3) Kesimpulan. Bagian ini berjudul “kesimpulan” dan berisi pendapat dokter

terhadap hasil pemeriksaan, berisikan: Jenis luka, Penyebab luka, Sebab

kematian, Mayat, Luka, TKP, Penggalian jenazah, Barang bukti, Psikiatrik

4) Penutup. Bagian ini tidak berjudul dan berisikan kalimat baku “Demikianlah

visum et Repertum ini saya buat dengan sesungguhnya berdasarkan keilmuan

saya dan dengan mengingat sumpah sesuai dengan kitab Undang-Undang

Hukum Acara Pidana”.

2.2 PENGERTIAN DAN RUANG LINGKUP CORPUS DELICTI

Tata cara aparatur penegak hukum melaksanakan tugas dalam masyarakat baik

itu merupakan tindakan pencegahan (preventif) maupun tindakan pemberantasan atau

penindakan (represif), adalah Hukum Acara Pidana yang mempunyai tujuan yaitu untuk

mencari dan mendekatkan kebenaran materiil, yakni kebenaran yang selengkap-

lengkapnya dari suatu perkara pidana dengan menetapkan ketentuan hukum acara

pidana secara jujur dan tepat. Tujuan dari hukum acara tersebut untuk mencari pelaku

yang dapat didakwakan melakukan suatu pelanggaran hukum dan selanjutnya

merintahkan pemeriksaan dan memberi putusan oleh pengadilan guna menentukan

keterbuktian suatu tindak pidana telah dilakukan dan seseorang didakwakan atas

kesalahannya. Penanganan suatu perkara pidana mulai dilakukan oleh penyidik setelah

menerima laporan dan atau pengaduan dari masyarakat atau diketahui sendiri terjadinya

tindak pidana, kemudian dituntut oleh penutut umum dengan jalan melimpahkan

perkara tersebut ke pengadilan. Selanjutnya, hakim melakukan pemeriksaan terhadap

dakwaan penuntut umum yang ditujukan terhadap terdakwa terbukti atau tidak.

9
10

Persoalan yang terpenting dari setiap proses pidana adalah mengenai pembuktian,

karena dari jawaban atas persoalan inilah tertuduh akan dinyatakan bersalah atau

dibebaskan.
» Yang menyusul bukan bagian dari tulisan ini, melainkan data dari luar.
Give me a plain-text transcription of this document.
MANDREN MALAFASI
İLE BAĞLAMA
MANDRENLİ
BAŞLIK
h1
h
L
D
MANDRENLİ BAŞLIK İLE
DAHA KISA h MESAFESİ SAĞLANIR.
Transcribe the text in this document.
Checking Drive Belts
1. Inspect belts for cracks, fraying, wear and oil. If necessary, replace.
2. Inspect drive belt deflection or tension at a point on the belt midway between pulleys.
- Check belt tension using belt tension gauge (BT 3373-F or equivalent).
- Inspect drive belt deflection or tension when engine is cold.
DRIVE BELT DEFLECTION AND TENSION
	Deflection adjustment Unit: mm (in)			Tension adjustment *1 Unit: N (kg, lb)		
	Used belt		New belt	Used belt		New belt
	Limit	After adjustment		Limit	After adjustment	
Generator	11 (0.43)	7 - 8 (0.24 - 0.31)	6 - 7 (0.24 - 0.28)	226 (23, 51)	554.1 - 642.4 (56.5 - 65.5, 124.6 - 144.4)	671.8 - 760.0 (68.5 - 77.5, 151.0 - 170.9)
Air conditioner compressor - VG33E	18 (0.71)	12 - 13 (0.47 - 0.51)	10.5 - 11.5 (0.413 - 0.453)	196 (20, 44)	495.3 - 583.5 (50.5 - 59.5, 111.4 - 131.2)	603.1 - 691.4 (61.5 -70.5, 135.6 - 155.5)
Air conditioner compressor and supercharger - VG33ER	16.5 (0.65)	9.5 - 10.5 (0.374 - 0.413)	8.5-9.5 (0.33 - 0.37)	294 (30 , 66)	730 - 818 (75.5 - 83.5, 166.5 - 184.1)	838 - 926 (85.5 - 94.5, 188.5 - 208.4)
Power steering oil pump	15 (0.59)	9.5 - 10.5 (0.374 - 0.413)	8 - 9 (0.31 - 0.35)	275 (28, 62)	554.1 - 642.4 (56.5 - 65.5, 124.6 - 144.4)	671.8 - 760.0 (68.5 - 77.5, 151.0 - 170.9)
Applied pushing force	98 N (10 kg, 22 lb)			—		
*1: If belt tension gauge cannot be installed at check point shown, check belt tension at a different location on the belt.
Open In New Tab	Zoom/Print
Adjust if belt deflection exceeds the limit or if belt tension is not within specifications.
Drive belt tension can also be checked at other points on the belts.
Untuk kepentingan pembuktian tersebut maka kehadiran benda-benda yang

tersangkut dalam tindak pidana, sangat diperlukan. Benda-benda yang dimaksudkan

lazim dikenal dengan istilah barang bukti atau corpus delicti yakni barang bukti

kejahatan. Barang bukti itu mempunyai peranan yang sangat penting dalam proses

pidana. Menurut Andi Hamzah barang bukti dapat diuraikan sebagai berikut:

“ istilah barang barang bukti dalam perkara pidana yaitu barang mengenai

mana delik dilakukan (obyek delik) dan barang dengan mana delik misalnya

pisau yang dipakai untuk menikam orang. Termasuk juga barang bukti ialah

hasil dari delik. Misalanya uang Negara yang dipakai (korupsi) untuk

membeli rumah pribadi, maka rumah pribadi tersebut merupakan barang

bukti atau hasil delik.”

Barang bukti yang bukan merupakan obyek, barang bukti atau hasil delik tetapi

dapat pula dijadikan barang bukti sepanjang barang bukti tersebut mempunyai

hubungan langsung dengan tindak pidana misalnya uang yang dipakai korban pada saat

ia melakukan kejahatan korupsi bisa di jadikan barang bukti. Selanjutnya, benda sitaan

mempunyai peranan yang sangat penting dalam proses pidana, walaupun semua aturan

yang ada tidak ada satu pasalpun yang memberikan definisi atau pengertian mengenai

benda sitaan secara implisit (tersirat) ataupun secara nyata. Walaupun demikian perlu

diberi batasan bahwa benda sitaan yaitu benda yang bergerak atau benda tidak bergerak,

berwujud atau tidak berwujud yang diambil alih atau disimpan dalam penguasaan
11

penyidik untuk kepentingan penyidik, penuntutan dan pengadilan atau dengan kata lain

yang dimaksud dengan benda sitaan adalah barang atau benda sitaan hasil dari suatu

penyitaan. Benda sitaan menurut kamus bahasa Indonesia adalah benda adalah harta

atau barang yang berharga dan segala sesuatu yang berwujud atau berjasad. Sitaan

berarti perihal mengambil dan menahan barang-barang sebagiannya yang dilakukan

menurut putusan hakim atau oleh polisi. Pengertian benda sitaan erat sekali kaitannya

dengan barang bukti karena benda sitaan adalah barang bukti dari suatu perkara pidana

yang disita oleh aparat penegak hukum yang berwenang guna kepentingan pembuktian

di sidang pengadilan. Istilah barang bukti dalam bahasa Belanda berarti “bewijsgoed”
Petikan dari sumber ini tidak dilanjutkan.